While I welcome the heightened attention of policymakers, including Federal Reserve Chairman Ben S. Bernanke, to our failing health-care system [Business, June 17], I was struck by how few real “prescriptions for change” emerged from the Senate Finance Committee’s health reform “summit” Monday.

All of the reforms mentioned, including what is being offered by Sen. Ron Wyden (D-Ore.), keep the for-profit private insurance industry at the center of our system — and yet that industry is the main problem.

Private insurers profit by enrolling the healthy, screening out the sick and denying claims. They burden us with wasteful administrative costs, including outlandish executive salaries. We simply can’t afford this fragmented, inefficient system anymore.

What’s needed is an orderly transition to national health insurance, the kind of social insurance that most other industrialized nations take for granted. This “single-payer” approach has a track record of delivering better-quality care at lower cost. People end up living longer and are healthier. They go to the doctors of their choice, and everyone, without exception, has access to comprehensive care.

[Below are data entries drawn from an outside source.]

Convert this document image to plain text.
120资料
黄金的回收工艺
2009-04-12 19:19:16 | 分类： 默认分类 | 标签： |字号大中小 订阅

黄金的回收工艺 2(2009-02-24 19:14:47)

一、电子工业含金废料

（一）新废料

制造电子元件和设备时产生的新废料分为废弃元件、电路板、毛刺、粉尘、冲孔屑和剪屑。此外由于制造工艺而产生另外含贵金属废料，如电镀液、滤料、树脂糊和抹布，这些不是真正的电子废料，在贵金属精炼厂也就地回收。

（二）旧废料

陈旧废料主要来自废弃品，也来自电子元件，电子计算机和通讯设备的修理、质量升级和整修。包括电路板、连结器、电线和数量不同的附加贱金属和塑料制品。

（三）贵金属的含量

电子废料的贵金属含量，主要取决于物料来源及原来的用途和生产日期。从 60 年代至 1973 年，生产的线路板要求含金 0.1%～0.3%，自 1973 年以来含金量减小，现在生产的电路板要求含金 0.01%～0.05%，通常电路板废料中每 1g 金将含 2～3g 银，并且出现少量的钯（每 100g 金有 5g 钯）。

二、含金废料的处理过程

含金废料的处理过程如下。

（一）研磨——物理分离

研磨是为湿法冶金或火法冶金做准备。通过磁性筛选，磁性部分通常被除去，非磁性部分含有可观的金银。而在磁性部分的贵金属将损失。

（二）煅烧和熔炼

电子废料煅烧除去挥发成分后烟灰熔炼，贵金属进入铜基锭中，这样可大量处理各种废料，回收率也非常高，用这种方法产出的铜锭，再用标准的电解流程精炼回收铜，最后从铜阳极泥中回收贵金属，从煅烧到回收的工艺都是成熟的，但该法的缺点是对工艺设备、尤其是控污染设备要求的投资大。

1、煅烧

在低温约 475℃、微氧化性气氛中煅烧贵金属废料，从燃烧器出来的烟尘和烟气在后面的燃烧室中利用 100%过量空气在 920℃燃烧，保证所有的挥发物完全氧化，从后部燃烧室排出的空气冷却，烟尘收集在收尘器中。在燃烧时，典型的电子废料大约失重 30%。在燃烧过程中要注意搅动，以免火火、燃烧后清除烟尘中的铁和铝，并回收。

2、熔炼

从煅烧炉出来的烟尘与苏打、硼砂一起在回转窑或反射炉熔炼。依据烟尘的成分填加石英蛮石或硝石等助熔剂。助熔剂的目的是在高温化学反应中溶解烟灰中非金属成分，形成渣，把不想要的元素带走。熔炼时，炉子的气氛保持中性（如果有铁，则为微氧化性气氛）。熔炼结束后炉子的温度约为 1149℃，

We need to get at the root of the problem and not be afraid to challenge the status quo.

Harvey Fernbach
College Park
The writer is a member of Physicians for a National Health Program.

Comment:

By Don McCanne, MD

The politicians in Washington are not in sync with the health care needs of the nation, but are tuned in to the concerns that the private insurance industry has about its own role in the future of health care financing. They seem to believe that all we need is more of the same: unaffordable private health plans that often fail to prevent financial hardship for those with significant health care needs. They are paralyzed by the meme that replacing our current system of financing health care with a system that would actually work is “not politically feasible.”

The politicians need to listen to the message of the protesters at the meeting of America’s Health Insurance Plans (AHIP) in San Francisco today (and in other cities throughout the nation).

People don’t want crummy, unaffordable private health plans. They want health care. Washington needs to listen to our meme: HEALTH CARE FOR ALL! SINGLE PAYER NATIONAL HEALTH INSURANCE!